What Does Ed Oliver have to prove?
Ed Oliver declared for the 2019 NFL draft this week. Perhaps the earliest public declaration in early entry history. Good for Ed Oliver. He's one of the most dominant defensive linemen in college football, and he has been since he arrived on campus two years ago.
Oliver is the extreme case where another season of college football is just risking his draft status. Another year of college linemen diving at his legs and holding him won't help his stock. If Oliver is injured in 2018, he could lose millions, and while he's too much of a competitor to do it, if he sat out 2018, you really couldn't fault him.
It's the same argument Jadaveon Clowney had a few years back, he was the best defensive line prospect on the board and beating on Vandy and Florida weren't adding to his projections. If anything, the scrutiny on the players is more heightened.
Remember Matt Barkley, he was considered the best quarterback in his draft class as a junior but returned for his senior year, and critics picked him apart. The Heisman front-runner quarterbacking the preseason #1 team in the country, Barkley's senior season didn't live up to expectations, and he slipped to the fourth found.
Oliver could have a very productive junior season, but evaluators were expecting a superhuman effort could ding him. Brett Hundley, the former UCLA quarterback, was lauded as the top quarterback in the 2014 draft, but after concerns voiced by scouts, he returned for his junior season. A year later he fell to the fifth round.
Here's hoping Ed Oliver stays healthy and continues to do unworldly things on the field and that scouts don't start nitpicking his junior year.

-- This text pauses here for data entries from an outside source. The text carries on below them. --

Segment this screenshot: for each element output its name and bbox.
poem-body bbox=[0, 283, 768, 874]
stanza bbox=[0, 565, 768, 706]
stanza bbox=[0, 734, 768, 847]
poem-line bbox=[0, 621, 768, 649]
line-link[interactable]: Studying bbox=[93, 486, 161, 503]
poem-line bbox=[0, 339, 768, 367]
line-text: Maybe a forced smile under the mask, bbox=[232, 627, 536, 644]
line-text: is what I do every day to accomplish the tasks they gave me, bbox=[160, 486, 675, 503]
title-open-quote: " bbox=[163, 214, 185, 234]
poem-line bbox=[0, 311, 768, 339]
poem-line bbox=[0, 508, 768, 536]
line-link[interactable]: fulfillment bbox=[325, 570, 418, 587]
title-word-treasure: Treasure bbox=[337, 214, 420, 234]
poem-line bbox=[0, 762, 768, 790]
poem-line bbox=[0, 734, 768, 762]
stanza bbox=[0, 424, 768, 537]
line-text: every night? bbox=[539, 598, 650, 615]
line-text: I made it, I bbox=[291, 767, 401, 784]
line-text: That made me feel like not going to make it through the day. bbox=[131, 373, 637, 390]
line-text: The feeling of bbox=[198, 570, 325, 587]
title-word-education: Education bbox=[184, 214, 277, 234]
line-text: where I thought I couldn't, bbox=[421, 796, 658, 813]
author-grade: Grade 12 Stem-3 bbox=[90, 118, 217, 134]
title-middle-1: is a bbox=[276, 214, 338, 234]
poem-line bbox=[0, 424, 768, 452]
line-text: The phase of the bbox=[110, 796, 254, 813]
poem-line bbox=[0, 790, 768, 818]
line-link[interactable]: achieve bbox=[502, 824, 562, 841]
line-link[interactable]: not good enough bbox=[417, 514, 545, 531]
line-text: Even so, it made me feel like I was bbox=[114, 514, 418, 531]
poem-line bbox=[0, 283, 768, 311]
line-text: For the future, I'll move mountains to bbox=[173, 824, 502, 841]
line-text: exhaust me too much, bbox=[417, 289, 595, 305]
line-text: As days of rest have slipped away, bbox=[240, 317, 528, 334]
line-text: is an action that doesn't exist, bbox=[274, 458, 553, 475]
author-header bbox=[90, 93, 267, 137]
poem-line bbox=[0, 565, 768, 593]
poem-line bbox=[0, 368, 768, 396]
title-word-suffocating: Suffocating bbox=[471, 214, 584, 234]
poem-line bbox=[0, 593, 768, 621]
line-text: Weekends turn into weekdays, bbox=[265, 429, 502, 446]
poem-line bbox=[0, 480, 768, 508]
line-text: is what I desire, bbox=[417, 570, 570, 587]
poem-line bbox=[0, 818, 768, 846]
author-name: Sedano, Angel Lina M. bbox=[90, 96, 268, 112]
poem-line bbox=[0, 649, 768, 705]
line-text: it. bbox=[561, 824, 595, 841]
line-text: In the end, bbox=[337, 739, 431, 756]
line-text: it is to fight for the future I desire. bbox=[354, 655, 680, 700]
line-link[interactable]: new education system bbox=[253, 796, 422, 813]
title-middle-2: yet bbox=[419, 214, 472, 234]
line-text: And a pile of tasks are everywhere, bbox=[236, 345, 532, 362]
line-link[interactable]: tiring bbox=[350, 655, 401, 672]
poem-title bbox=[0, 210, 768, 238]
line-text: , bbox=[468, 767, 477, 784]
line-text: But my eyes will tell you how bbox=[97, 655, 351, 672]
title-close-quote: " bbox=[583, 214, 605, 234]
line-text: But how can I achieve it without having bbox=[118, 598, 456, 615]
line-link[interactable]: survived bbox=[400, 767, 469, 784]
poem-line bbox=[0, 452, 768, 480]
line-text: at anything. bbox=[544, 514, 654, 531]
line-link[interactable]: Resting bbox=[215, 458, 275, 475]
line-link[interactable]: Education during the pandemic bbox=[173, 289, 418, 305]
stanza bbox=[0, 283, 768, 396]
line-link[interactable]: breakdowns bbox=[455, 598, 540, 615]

A&M Picks Up Grad Transfer TE
Who knew Kevin Sumlin's offense and his failure to utilize the tight end would finally benefit Texas A&M? Arizona tight end Trevor Wood announced via Twitter that he was leaving the desert and new head coach Kevin Sumlin and heading to the waiting arms of Jimbo Fisher.
In his three years with the Wildcats, the 6-foot-6, 265-pounder caught nine passes for 63 yards and the one score.
The New Kickoff Rule
You know it's a bad sign when NCAA football is trying to limit opportunities to play football. The NCAA is now proposing that any kickoff, fair caught between the 25 and the end line will be placed at the 25. The incentive is to eliminate some of the contact in the game and one of the most violent plays in football.
Greg Schiano, (yes the guy who Tennessee's former AD wanted to hire but after posturing backlash from an overly zealous fan base Tennessee backed out on the deal) proposed punting rather than kicking off to limit the unbridled sprint into contact that kickoffs have become. Punting would allow blockers to shadow defenders down the field. Punts would be from the 35-yard line.
As for onside kicks, the team would get to run an untimed down from the 35, and if they gained fifteen yards, they could retain the ball.
All this is a reaction to the dangers of the game, and more precisely the litigation that is sweeping the country as former players sue conferences, universities, and school officials due to concussion-related health conditions. It's also a chance to try and reassure parents that the NCAA is serious about mitigating concussion-related plays.
UTEP's Quarterback Race is On!
One of the major storylines from around Texas are the quarterback battles going on at UTEP, UTSA, Rice, Texas State, TCU, and Texas Tech.
UTEP is in the early phases of its spring drills, and the five-man race for quarterback is wide open. Based on the first two days of practice, it's a two horse race between Ryan Metz, who had not of the first team reps, and JC transfer Kai Locksley. Sophomore Mark Torrez, redshirt freshman Alex Fernandes, and true freshman Calvin Brownholtz. Torrez played a bit last year, and Fernandez is an intriguing athlete out of the Austin area.
New coach Dana Dimel isn't close to creating a depth chart, and he's trying to give everyone significant reps. The idea is to weed out the competition and get down to two or three competitors for fall camp, knowing that chances are at least two of players will play. Dimel has fifteen practices to make the assessment.